Heybeliada Sanatoryumu’nun Diyanet’e tahsisinin mahkeme tarafından durdurulması çare olmadı. Diyanet’in Heybeliada ısrarı devam ederken mahkeme sürecinde sehven dava dışı bırakılan alan İstanbul Müftülüğüne tahsis edildi. Alan için tahliye işlemi yapılırken Ada sakinleri yaşananlara TELE1 aracılığıyla tepki gösterdi. Müftülüğe bırakılan alanda işletmesi bulunan Yasin Mercan, “Müftülük burada ne yapacak?” dedi.

Pandemi sürecinde tartışmaların odağında olan Heybeliada Sanatoryumu’nun  Diyanet İşleri Başkanlığı’na devri büyük tartışma yaratmıştı. Meslek örgütlerinin açtığı dava 2022 yılında sonuçlanmış ve sanatoryumun olduğu alanın Diyanet İşeri Başkanlığı’na devri mahkeme kararıyla iptal edilmişti. Sanatoryum’un Diyanet işleri başkanlığına tahsisi işleminin kesin olarak iptal edilmesi sürecinde sehven dava kapsamında bırakılan Çamlimanı Koyu’nun bir bölümü hukuki boşluktan yararlanılarak İstanbul Müftülüğü’ne tahsis edildi.

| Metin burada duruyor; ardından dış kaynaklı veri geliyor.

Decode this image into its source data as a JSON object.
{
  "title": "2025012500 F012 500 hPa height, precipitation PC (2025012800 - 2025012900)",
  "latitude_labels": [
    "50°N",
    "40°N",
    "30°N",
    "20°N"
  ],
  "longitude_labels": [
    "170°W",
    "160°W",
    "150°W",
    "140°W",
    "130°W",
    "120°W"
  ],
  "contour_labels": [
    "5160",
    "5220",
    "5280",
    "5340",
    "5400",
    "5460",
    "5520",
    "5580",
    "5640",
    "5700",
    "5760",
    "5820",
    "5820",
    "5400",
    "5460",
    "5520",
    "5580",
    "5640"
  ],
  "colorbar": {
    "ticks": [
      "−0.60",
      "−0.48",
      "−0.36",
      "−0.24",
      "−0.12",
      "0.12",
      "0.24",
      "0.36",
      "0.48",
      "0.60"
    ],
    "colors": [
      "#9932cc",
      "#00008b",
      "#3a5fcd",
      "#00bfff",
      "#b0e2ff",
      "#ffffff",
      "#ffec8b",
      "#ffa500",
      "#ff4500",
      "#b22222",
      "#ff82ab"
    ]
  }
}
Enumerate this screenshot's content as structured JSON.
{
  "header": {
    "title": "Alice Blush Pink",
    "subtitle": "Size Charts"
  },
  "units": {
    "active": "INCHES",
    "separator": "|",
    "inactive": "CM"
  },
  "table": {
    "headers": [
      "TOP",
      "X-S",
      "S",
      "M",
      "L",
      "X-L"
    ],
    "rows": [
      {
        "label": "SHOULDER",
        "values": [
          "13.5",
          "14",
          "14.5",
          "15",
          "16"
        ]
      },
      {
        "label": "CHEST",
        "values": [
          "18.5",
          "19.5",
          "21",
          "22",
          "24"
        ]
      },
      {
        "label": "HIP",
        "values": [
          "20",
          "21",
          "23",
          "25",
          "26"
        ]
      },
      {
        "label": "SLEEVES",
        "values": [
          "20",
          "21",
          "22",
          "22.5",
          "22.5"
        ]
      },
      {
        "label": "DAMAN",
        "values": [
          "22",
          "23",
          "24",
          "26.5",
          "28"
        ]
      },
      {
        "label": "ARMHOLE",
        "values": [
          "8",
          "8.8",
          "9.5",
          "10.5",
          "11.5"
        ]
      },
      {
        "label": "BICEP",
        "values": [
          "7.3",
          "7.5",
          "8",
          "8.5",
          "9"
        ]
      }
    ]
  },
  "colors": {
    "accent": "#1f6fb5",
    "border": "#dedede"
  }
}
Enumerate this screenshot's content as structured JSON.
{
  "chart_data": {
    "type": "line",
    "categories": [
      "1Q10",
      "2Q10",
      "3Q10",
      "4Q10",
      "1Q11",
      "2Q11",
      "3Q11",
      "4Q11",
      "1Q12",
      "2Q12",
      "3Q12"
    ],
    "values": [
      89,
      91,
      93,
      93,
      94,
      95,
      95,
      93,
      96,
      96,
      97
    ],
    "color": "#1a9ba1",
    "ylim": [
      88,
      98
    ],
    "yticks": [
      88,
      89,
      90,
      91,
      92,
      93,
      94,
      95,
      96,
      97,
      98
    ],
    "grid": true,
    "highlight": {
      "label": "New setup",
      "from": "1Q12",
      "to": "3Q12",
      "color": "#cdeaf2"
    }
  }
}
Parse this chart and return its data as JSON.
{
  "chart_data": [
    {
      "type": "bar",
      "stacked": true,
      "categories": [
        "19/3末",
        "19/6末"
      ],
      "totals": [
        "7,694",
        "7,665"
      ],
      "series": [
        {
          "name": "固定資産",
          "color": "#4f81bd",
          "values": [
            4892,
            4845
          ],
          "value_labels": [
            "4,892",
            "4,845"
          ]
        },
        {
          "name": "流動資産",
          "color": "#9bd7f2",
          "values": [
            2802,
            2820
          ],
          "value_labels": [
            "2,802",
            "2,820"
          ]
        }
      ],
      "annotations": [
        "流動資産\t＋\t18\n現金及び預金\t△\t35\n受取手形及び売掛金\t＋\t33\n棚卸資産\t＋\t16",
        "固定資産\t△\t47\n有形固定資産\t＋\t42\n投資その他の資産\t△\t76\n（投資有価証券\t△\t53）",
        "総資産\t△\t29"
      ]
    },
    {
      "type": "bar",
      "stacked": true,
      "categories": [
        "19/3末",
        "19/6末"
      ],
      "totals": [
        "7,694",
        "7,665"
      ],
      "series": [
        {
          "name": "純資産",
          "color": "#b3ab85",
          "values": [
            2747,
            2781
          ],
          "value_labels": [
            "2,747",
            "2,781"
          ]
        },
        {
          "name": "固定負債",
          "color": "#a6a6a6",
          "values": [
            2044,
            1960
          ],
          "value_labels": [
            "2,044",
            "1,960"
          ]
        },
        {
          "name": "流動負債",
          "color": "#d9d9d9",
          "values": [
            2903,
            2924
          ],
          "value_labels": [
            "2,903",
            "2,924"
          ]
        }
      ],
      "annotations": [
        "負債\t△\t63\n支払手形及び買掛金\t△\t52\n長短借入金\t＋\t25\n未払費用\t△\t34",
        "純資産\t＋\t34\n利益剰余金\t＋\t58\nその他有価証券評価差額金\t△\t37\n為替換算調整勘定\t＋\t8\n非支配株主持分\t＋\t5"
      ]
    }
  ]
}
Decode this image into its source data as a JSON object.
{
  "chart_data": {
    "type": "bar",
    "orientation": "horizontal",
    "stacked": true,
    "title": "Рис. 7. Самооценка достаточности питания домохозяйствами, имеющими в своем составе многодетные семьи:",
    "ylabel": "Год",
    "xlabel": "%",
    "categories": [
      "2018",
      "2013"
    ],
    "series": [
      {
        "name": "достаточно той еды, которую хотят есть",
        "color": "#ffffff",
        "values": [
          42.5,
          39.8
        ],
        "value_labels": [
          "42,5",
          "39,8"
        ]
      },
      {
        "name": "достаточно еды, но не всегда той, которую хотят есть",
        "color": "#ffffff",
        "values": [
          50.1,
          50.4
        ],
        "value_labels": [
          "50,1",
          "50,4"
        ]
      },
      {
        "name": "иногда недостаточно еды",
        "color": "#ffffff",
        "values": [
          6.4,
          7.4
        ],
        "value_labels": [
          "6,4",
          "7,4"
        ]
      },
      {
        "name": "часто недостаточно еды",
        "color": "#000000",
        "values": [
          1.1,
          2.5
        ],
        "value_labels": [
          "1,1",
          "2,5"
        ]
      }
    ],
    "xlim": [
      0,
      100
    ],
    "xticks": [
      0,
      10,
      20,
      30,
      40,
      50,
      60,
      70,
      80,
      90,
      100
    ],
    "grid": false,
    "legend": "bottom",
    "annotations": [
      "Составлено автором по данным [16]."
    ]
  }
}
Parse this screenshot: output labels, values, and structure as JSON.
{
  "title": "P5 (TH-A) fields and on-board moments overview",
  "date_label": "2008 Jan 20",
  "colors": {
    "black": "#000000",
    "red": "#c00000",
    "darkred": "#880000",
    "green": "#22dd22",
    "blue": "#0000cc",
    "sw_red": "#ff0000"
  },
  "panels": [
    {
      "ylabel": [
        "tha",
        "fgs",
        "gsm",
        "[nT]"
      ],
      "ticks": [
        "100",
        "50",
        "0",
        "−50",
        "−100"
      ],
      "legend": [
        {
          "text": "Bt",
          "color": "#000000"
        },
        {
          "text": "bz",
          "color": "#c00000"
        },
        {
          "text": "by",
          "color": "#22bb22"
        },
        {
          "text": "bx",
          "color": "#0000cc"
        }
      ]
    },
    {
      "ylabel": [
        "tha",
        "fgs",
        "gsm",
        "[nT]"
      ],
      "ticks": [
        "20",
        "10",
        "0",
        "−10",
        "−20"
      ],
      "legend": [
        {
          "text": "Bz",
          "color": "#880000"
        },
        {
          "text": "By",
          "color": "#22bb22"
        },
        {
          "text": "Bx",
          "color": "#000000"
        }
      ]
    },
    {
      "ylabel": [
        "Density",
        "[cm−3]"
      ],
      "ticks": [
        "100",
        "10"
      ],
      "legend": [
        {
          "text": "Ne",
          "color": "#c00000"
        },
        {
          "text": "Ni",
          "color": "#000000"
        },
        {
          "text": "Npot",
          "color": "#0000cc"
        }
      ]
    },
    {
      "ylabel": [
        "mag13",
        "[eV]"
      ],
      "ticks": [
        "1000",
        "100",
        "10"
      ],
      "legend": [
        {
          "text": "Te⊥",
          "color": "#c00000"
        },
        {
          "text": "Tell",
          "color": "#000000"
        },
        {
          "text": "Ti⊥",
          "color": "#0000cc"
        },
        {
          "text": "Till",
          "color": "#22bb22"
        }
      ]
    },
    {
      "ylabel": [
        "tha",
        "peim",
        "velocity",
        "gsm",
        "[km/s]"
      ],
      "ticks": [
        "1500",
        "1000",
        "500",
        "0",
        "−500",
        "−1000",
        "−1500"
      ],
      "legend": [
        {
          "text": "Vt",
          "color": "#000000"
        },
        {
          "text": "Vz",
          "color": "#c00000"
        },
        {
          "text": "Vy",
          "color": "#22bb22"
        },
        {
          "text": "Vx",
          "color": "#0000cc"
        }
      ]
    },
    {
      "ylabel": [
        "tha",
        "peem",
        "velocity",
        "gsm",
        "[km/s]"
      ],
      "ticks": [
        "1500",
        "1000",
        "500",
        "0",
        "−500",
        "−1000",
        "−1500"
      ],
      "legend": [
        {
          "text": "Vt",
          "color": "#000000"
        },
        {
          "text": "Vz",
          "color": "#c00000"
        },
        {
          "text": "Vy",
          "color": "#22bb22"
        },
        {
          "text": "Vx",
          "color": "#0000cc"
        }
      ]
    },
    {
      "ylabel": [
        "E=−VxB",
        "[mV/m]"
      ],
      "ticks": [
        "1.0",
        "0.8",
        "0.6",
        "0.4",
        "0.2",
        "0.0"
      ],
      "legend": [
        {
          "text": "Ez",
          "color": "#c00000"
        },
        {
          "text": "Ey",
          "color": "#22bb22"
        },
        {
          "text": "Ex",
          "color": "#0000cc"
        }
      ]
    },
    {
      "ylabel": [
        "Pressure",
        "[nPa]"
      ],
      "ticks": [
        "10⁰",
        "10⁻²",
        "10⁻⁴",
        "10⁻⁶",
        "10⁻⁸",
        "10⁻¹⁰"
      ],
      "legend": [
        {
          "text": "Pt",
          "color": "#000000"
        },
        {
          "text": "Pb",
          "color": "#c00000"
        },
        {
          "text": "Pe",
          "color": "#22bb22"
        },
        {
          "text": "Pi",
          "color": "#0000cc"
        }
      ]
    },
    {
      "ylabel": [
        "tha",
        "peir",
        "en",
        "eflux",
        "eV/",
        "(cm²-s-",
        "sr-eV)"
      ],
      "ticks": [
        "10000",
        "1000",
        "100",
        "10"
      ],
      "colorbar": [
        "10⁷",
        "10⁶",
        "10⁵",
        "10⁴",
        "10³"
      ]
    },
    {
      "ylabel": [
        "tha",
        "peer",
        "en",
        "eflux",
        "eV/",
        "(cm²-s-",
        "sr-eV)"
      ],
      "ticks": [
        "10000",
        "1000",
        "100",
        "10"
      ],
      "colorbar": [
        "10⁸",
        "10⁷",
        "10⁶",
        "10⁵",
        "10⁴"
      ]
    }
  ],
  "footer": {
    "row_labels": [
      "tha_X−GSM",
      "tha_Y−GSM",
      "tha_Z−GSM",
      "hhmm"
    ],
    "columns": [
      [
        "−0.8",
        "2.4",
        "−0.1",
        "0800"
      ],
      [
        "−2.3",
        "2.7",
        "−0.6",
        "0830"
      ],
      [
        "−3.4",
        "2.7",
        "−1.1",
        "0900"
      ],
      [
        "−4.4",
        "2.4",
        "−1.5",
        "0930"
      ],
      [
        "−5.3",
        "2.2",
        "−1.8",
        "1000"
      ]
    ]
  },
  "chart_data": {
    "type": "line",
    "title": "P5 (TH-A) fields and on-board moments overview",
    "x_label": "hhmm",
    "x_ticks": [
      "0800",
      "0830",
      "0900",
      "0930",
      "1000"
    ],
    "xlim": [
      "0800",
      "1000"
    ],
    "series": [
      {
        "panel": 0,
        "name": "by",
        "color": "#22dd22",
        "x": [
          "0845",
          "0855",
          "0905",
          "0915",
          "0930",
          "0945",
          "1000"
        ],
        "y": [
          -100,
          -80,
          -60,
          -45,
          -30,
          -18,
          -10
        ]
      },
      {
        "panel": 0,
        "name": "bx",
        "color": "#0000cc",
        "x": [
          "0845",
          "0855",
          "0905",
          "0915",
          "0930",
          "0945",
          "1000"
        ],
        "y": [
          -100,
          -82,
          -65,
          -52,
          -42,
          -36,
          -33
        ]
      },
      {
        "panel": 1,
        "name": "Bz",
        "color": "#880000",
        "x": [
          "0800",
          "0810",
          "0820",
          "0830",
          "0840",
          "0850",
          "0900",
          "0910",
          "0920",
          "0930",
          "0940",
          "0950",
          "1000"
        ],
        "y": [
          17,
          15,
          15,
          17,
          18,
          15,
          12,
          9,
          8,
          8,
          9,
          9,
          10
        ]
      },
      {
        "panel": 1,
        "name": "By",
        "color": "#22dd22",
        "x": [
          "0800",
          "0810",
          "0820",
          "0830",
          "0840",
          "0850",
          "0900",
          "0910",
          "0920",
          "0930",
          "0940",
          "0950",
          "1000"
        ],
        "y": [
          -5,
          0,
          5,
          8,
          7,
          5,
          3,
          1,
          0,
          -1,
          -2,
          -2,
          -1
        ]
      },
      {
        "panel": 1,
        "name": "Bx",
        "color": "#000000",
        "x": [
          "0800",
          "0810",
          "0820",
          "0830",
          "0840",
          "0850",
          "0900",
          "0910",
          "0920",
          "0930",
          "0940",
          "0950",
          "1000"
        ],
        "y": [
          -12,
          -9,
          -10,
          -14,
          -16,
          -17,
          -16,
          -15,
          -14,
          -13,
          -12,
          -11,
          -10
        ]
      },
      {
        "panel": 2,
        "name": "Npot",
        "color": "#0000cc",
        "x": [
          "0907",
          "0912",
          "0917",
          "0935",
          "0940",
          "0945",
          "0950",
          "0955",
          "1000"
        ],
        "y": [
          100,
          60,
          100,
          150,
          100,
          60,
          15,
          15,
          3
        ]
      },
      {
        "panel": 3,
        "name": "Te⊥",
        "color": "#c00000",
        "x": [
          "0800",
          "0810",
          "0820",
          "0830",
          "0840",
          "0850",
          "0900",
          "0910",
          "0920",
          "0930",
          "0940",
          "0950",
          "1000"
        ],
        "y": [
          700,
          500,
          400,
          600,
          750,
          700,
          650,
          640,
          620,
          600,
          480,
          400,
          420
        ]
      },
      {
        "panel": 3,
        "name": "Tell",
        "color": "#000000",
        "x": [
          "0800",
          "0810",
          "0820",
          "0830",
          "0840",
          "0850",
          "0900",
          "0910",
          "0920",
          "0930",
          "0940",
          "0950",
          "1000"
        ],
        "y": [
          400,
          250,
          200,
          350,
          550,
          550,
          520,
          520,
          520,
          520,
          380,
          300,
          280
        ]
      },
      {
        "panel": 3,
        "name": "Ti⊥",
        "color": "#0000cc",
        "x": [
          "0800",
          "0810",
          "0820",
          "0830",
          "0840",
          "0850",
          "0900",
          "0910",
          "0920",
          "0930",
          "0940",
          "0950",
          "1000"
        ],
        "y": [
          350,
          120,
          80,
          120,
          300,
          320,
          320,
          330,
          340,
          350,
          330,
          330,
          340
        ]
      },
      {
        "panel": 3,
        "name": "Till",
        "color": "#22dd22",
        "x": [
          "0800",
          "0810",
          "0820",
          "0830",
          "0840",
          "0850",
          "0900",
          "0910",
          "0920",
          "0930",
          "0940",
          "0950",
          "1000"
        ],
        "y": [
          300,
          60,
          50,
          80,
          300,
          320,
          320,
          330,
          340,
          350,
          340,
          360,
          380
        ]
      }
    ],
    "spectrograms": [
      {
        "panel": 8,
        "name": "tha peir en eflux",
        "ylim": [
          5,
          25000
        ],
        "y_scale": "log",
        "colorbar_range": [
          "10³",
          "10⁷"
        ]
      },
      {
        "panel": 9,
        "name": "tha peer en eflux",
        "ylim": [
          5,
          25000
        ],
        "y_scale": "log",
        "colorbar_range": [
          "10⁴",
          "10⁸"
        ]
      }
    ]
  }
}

Tahsisin yapıldığı plaj işletmecisinin bölgeyi boşaltması için gönderilen yazı üzerine ortaya çıktı. Adalar Kaymakamı’ndan işletmeciye gönderilen tebligatta hazineye ait alanın Diyanet İşleri Başkanlığı’na plajın da İstanbul Müftülüğü’ne tahsis edildiği belirtildi. İşletmeciden alana kurulu yapıyı boşaltması istendi.

Heybeliada’da aqua park bitti tartışma büyüdü! ‘Verilen sözler tutulmadı’

“DİYANET BURAYA KAFAYI TAKMIŞ DURUMDA”

Alanı boşaltması istenen işletmeci Yasin Mercan, 11 yıldır bu alanı işlettiğini vergisini ödediğini belirterek, “11 senedir burayı işletiyorum. 11 senedir Milli Emlak’a işgaliyemi ödüyorum. Vergi levham var, elektriğim, suyum var, yapı kayıt belgem var. Bunun üzerine bu işletmeyi yapıyorum. Ama 2 senedir müftülük, diyanet ve ada kaymakamlığı buraya kafayı takmış durumda. Müftülük burada ne yapabilir? Ada halkının yıllardır gelip denize girdiği yer. Müftülük burada ne yapacak?” dedi.

“BİR KESİME BIRAKILMASINA KARŞIYIZ”

Adalar Belediye Başkanı Ali Ercan Akpolat TELE1’e yaptığı açıklamada alınan karara tepki gösterdi. Akpolat, alanın yeniden tahsisini isteyeceklerini belirterek,  “Bu alanın sadece bir kesimin kullanımına bırakılmasına tamamen karşıyız. bu alanın en doğru şekilde adada yaşayan halkın İstanbul’dan gelen hemşerilerimizin kamu hizmetlerinde en doğru şekilde kullanılması için buranın tahsisini tekrar isteyeceğiz” ifadelerini kullandı.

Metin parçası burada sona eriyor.